A Distributed Denial of Service (DDoS) attack happens when a server or network receives a huge spike of incoming traffic, enough to exceed its ability to handle requests in a timely manner or to handle them at all. Imagine filling a water bottle using a firehose, that's sort of what a DDoS attack is like.
This most commonly happens with websites and personal networks. If a website's server is DDoSed, you'll find that if slows to a crawl or stops loading at all. Personal networks are often attacked by edgy teenagers who got 360 no-scoped in Call of Duty and want to take out their anger on the pro gamer who did it.
If you are connected to Windscribe, you'll find that you don't actually have full protection from DDoS attacks. The attacker would need to send more traffic as our server can handle more than your private network, but if someone finds your VPN IP and traces it to our server, they are still able to attack it with a traffic spike. It wouldn't even be the DDoS itself that causes it, in most cases the server host will just null-route all the incoming traffic in order to protect their infrastructure.

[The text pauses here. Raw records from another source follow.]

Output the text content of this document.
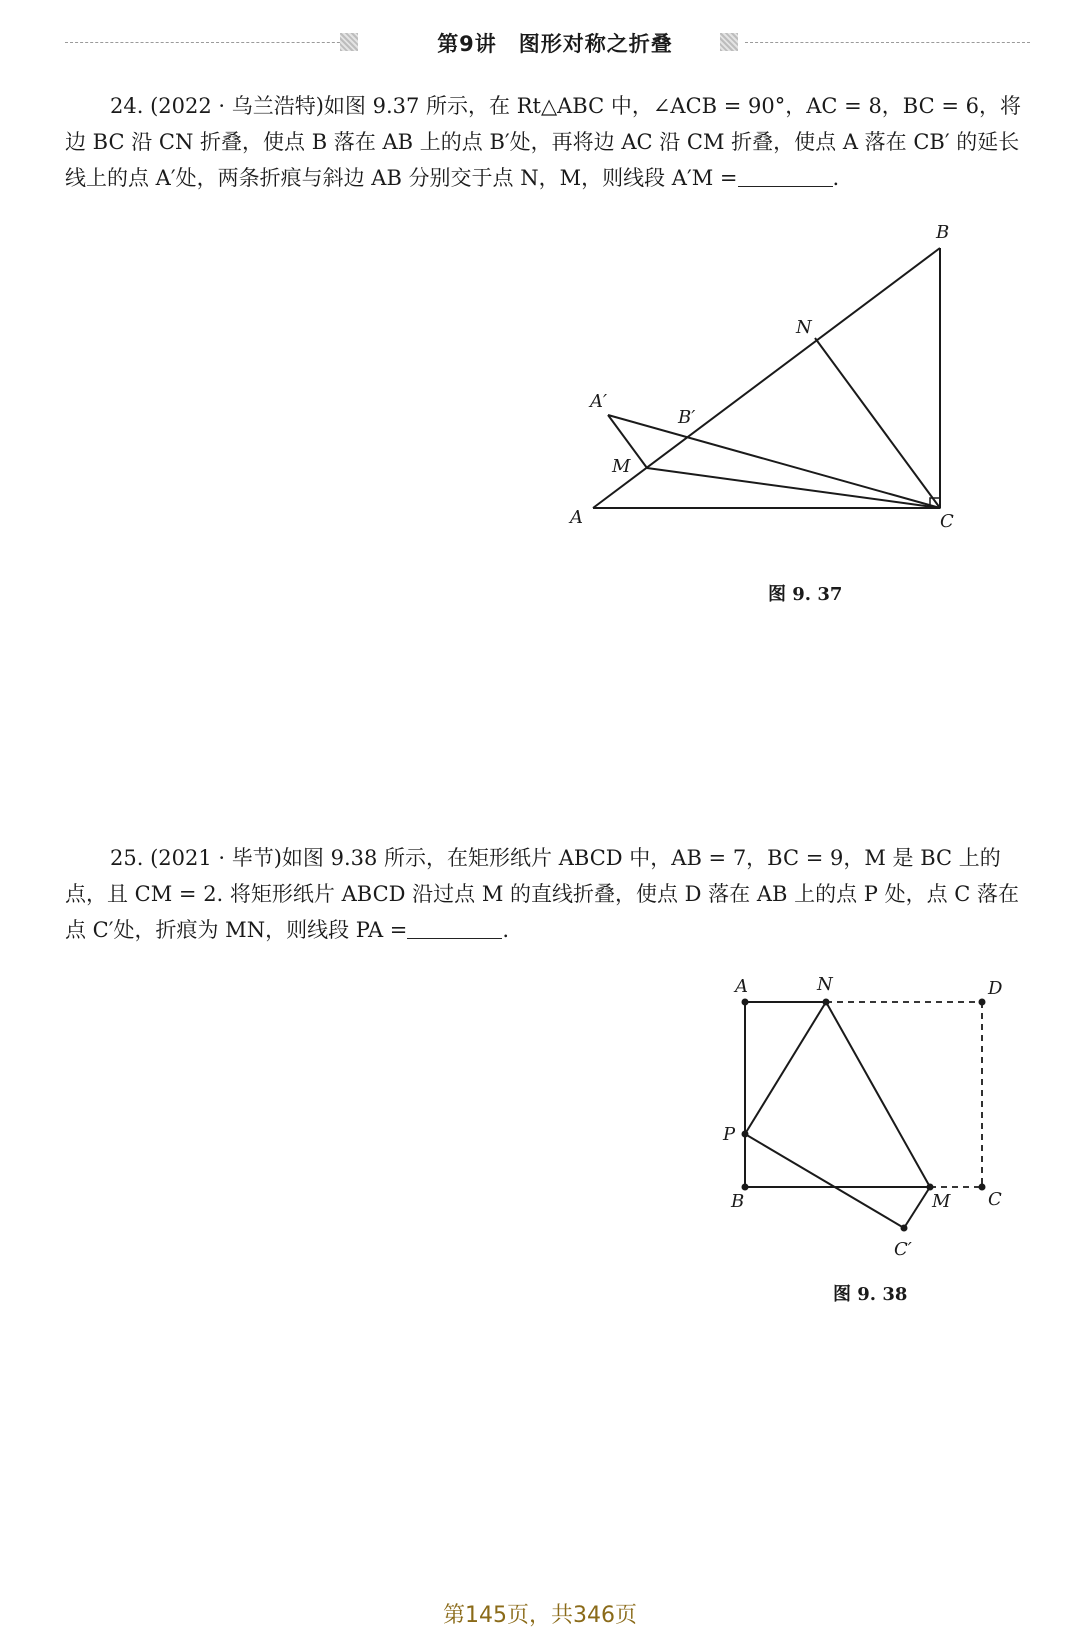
第9讲　图形对称之折叠
24. (2022 · 乌兰浩特)如图 9.37 所示，在 Rt△ABC 中，∠ACB = 90°，AC = 8，BC = 6，将边 BC 沿 CN 折叠，使点 B 落在 AB 上的点 B′处，再将边 AC 沿 CM 折叠，使点 A 落在 CB′ 的延长线上的点 A′处，两条折痕与斜边 AB 分别交于点 N，M，则线段 A′M =	.
A
B
C
N
M
A′
B′
图 9. 37
25. (2021 · 毕节)如图 9.38 所示，在矩形纸片 ABCD 中，AB = 7，BC = 9，M 是 BC 上的点，且 CM = 2. 将矩形纸片 ABCD 沿过点 M 的直线折叠，使点 D 落在 AB 上的点 P 处，点 C 落在点 C′处，折痕为 MN，则线段 PA =	.
A	N	D
P
B	M C
C′
图 9. 38
第145页，共346页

To add protection against this sort of attack, we would need to make our service less private. It would require additional info about where the traffic comes from and/or a system to distribute that traffic in a way that would not be feasible with our service. Therefore, while highly unlikely, there can still be a DDoS attack on our servers which would cause your VPN to disconnect. Your private network would be unaffected though and chances are, the VPN will quickly reconnect to another server at the same datacenter or a different datacenter nearby.